Results revealed the health plan type highly influenced the likelihood of biosimilar uptake, with low-flexibility insurance plans more likely to have patients who either switched to a biosimilar or were initiated on a biosimilar.
Patients with low-flexibility plans, such as Exclusive Provider Organization (EPOs) and Health Maintenance Organization (HMOs), were more likely to include patients who were initiated on biosimilars or switched to a biosimilar, according to a study published in Springer Link.1
“Understanding the full scope of how health plan type influences the use of biologics and biosimilars is crucial for policymakers and healthcare stakeholders as they work toward increasing biosimilar uptake and lowering drug spending for biological therapies,” wrote a team of investigators led by Jeremy Costin, MHS, associated with the Department of International Health, Johns Hopkins Bloomberg School of Public Health.

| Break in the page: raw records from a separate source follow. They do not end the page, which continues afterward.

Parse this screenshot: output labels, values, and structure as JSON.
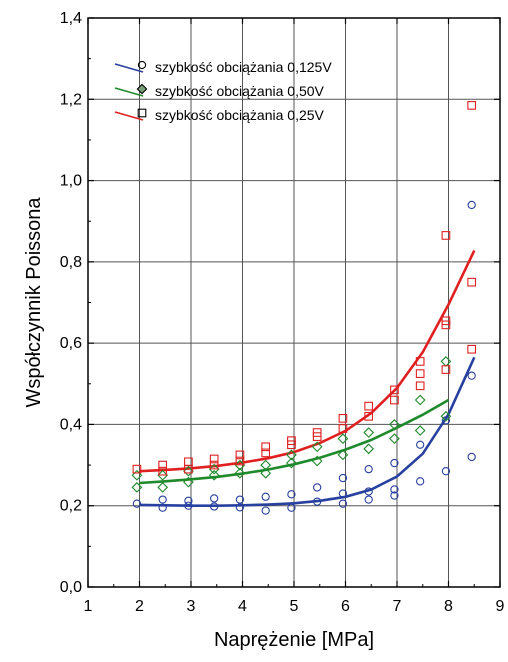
{
  "chart_data": {
    "type": "scatter",
    "xlabel": "Naprężenie [MPa]",
    "ylabel": "Współczynnik Poissona",
    "xlim": [
      1,
      9
    ],
    "ylim": [
      0.0,
      1.4
    ],
    "xticks": [
      1,
      2,
      3,
      4,
      5,
      6,
      7,
      8,
      9
    ],
    "yticks": [
      "0,0",
      "0,2",
      "0,4",
      "0,6",
      "0,8",
      "1,0",
      "1,2",
      "1,4"
    ],
    "ytick_values": [
      0.0,
      0.2,
      0.4,
      0.6,
      0.8,
      1.0,
      1.2,
      1.4
    ],
    "grid": true,
    "legend_position": "top-left",
    "series": [
      {
        "name": "szybkość obciążania 0,125V",
        "color": "#2840a0",
        "marker": "circle",
        "points": [
          [
            1.95,
            0.205
          ],
          [
            2.45,
            0.195
          ],
          [
            2.45,
            0.215
          ],
          [
            2.95,
            0.2
          ],
          [
            2.95,
            0.212
          ],
          [
            3.45,
            0.198
          ],
          [
            3.45,
            0.218
          ],
          [
            3.95,
            0.196
          ],
          [
            3.95,
            0.215
          ],
          [
            4.45,
            0.188
          ],
          [
            4.45,
            0.222
          ],
          [
            4.95,
            0.195
          ],
          [
            4.95,
            0.228
          ],
          [
            5.45,
            0.21
          ],
          [
            5.45,
            0.245
          ],
          [
            5.95,
            0.205
          ],
          [
            5.95,
            0.23
          ],
          [
            5.95,
            0.268
          ],
          [
            6.45,
            0.215
          ],
          [
            6.45,
            0.235
          ],
          [
            6.45,
            0.29
          ],
          [
            6.95,
            0.225
          ],
          [
            6.95,
            0.24
          ],
          [
            6.95,
            0.305
          ],
          [
            7.45,
            0.26
          ],
          [
            7.45,
            0.35
          ],
          [
            7.95,
            0.285
          ],
          [
            7.95,
            0.41
          ],
          [
            8.45,
            0.32
          ],
          [
            8.45,
            0.52
          ],
          [
            8.45,
            0.94
          ]
        ],
        "fit": [
          [
            2.0,
            0.202
          ],
          [
            2.5,
            0.201
          ],
          [
            3.0,
            0.2
          ],
          [
            3.5,
            0.2
          ],
          [
            4.0,
            0.201
          ],
          [
            4.5,
            0.203
          ],
          [
            5.0,
            0.206
          ],
          [
            5.5,
            0.212
          ],
          [
            6.0,
            0.222
          ],
          [
            6.5,
            0.24
          ],
          [
            7.0,
            0.272
          ],
          [
            7.5,
            0.328
          ],
          [
            8.0,
            0.425
          ],
          [
            8.5,
            0.565
          ]
        ]
      },
      {
        "name": "szybkość obciążania 0,50V",
        "color": "#1f8a2c",
        "marker": "diamond",
        "points": [
          [
            1.95,
            0.245
          ],
          [
            1.95,
            0.275
          ],
          [
            2.45,
            0.245
          ],
          [
            2.45,
            0.275
          ],
          [
            2.95,
            0.258
          ],
          [
            2.95,
            0.285
          ],
          [
            3.45,
            0.275
          ],
          [
            3.45,
            0.29
          ],
          [
            3.95,
            0.28
          ],
          [
            3.95,
            0.3
          ],
          [
            4.45,
            0.28
          ],
          [
            4.45,
            0.3
          ],
          [
            4.95,
            0.305
          ],
          [
            4.95,
            0.325
          ],
          [
            5.45,
            0.31
          ],
          [
            5.45,
            0.345
          ],
          [
            5.95,
            0.325
          ],
          [
            5.95,
            0.365
          ],
          [
            6.45,
            0.34
          ],
          [
            6.45,
            0.38
          ],
          [
            6.95,
            0.365
          ],
          [
            6.95,
            0.4
          ],
          [
            7.45,
            0.385
          ],
          [
            7.45,
            0.46
          ],
          [
            7.95,
            0.42
          ],
          [
            7.95,
            0.555
          ]
        ],
        "fit": [
          [
            2.0,
            0.256
          ],
          [
            2.5,
            0.26
          ],
          [
            3.0,
            0.265
          ],
          [
            3.5,
            0.271
          ],
          [
            4.0,
            0.279
          ],
          [
            4.5,
            0.289
          ],
          [
            5.0,
            0.302
          ],
          [
            5.5,
            0.318
          ],
          [
            6.0,
            0.338
          ],
          [
            6.5,
            0.362
          ],
          [
            7.0,
            0.392
          ],
          [
            7.5,
            0.424
          ],
          [
            8.0,
            0.46
          ]
        ]
      },
      {
        "name": "szybkość obciążania 0,25V",
        "color": "#e02020",
        "marker": "square",
        "points": [
          [
            1.95,
            0.29
          ],
          [
            2.45,
            0.285
          ],
          [
            2.45,
            0.3
          ],
          [
            2.95,
            0.29
          ],
          [
            2.95,
            0.308
          ],
          [
            3.45,
            0.3
          ],
          [
            3.45,
            0.315
          ],
          [
            3.95,
            0.31
          ],
          [
            3.95,
            0.325
          ],
          [
            4.45,
            0.33
          ],
          [
            4.45,
            0.345
          ],
          [
            4.95,
            0.35
          ],
          [
            4.95,
            0.36
          ],
          [
            5.45,
            0.37
          ],
          [
            5.45,
            0.38
          ],
          [
            5.95,
            0.39
          ],
          [
            5.95,
            0.415
          ],
          [
            6.45,
            0.42
          ],
          [
            6.45,
            0.445
          ],
          [
            6.95,
            0.46
          ],
          [
            6.95,
            0.485
          ],
          [
            7.45,
            0.495
          ],
          [
            7.45,
            0.525
          ],
          [
            7.45,
            0.555
          ],
          [
            7.95,
            0.535
          ],
          [
            7.95,
            0.645
          ],
          [
            7.95,
            0.655
          ],
          [
            7.95,
            0.865
          ],
          [
            8.45,
            0.585
          ],
          [
            8.45,
            0.75
          ],
          [
            8.45,
            1.185
          ]
        ],
        "fit": [
          [
            2.0,
            0.285
          ],
          [
            2.5,
            0.288
          ],
          [
            3.0,
            0.292
          ],
          [
            3.5,
            0.298
          ],
          [
            4.0,
            0.306
          ],
          [
            4.5,
            0.317
          ],
          [
            5.0,
            0.332
          ],
          [
            5.5,
            0.354
          ],
          [
            6.0,
            0.384
          ],
          [
            6.5,
            0.428
          ],
          [
            7.0,
            0.49
          ],
          [
            7.5,
            0.578
          ],
          [
            8.0,
            0.695
          ],
          [
            8.5,
            0.828
          ]
        ]
      }
    ]
  }
}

Although biosimilars may lower drug costs for biological treatment, most biosimilars available in the US do not have an interchangeable designation and may not be prescribed in place of the reference drug without a new prescription. Therefore, the adoption of biosimilars depends predominantly on the physician’s discretion as well as the incorporation of the biosimilar into the drug formularies of health insurance plans.2
Investigators analyzed the role of health insurance plans on biosimilar adoption among commercially insured patients in the US using IBM MarketScan Commercial Claims and Encounters (CCAE) data from 2015 to 2019. Switchers and biosimilar initiators were evaluated for 6 biologic–biosimilar pairs. It was hypothesized plans with different levels of flexibility may exhibit different biosimilar coverage because of cost considerations, provider networks, and formulary design. Sequential regression models were used to assess this link and linear probability models controlled for patient demographics and drug group.
Results revealed the health plan type highly influenced the likelihood of biosimilar uptake. Specifically, plans with lower flexibility were more likely to have patients who either switched to a biosimilar or were initiated on a biosimilar. Compared with high-deductible plans, patients in a high-flexibility plan were less likely to switch and/or initiate biosimilar treatment.

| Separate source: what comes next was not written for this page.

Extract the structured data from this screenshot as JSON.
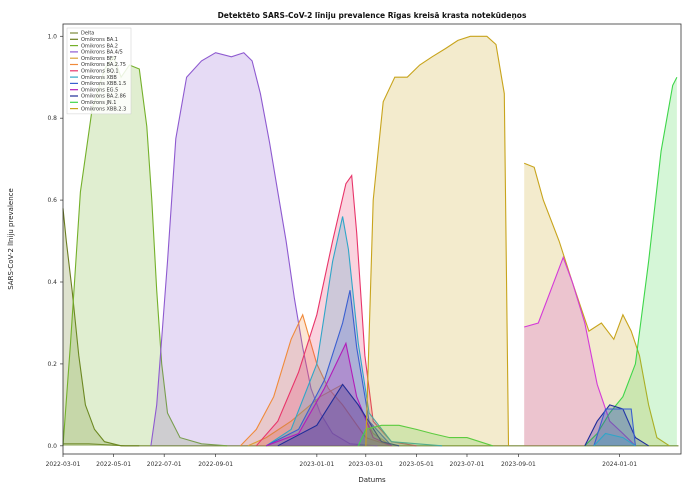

When compared with patients in high-deductible plans, the probability of being a switcher was 1% higher for those in a low-flexibility plan (P < .01). Additionally, the likelihood of being an initiator was 2% higher (P <.01). These results represent a 33% increase in the probability of switching to a biosimilar in this type of health plan.
Conversely, enrollment in a high-flexibility plan was linked to a .9% lower probability of being a switcher (P <.01) and a 1% lower probability of being an initiator (P <. 01) compared with high-deductible plans. Therefore, low-flexibility insurance plans may be a more effective strategy for encouraging biosimilar uptake.
Investigators noted the study was limited by evaluating pharmacy claims data, which only included medication data collected through pharmacy benefit. Therefore, future studies should focus on biologics and biosimilars prescribed in the outpatient setting to better understand the factors driving product selection. Additionally, the study was unable to fully explore why different plan types reported different rates of biosimilar adoption as the dataset did not provide information on rebates.
“As biosimilars gain interchangeability approval, it remains a policy challenge for policymakers and researchers to promote biosimilar adoption,” investigators concluded. “In this context, it may be worthwhile to investigate the practices of HMOs and EPOs, which seem to be associated with increased biosimilar switching and initiation. Such research can provide insights into the factors that influence the uptake of biosimilars and help identify strategies to further promote their use.”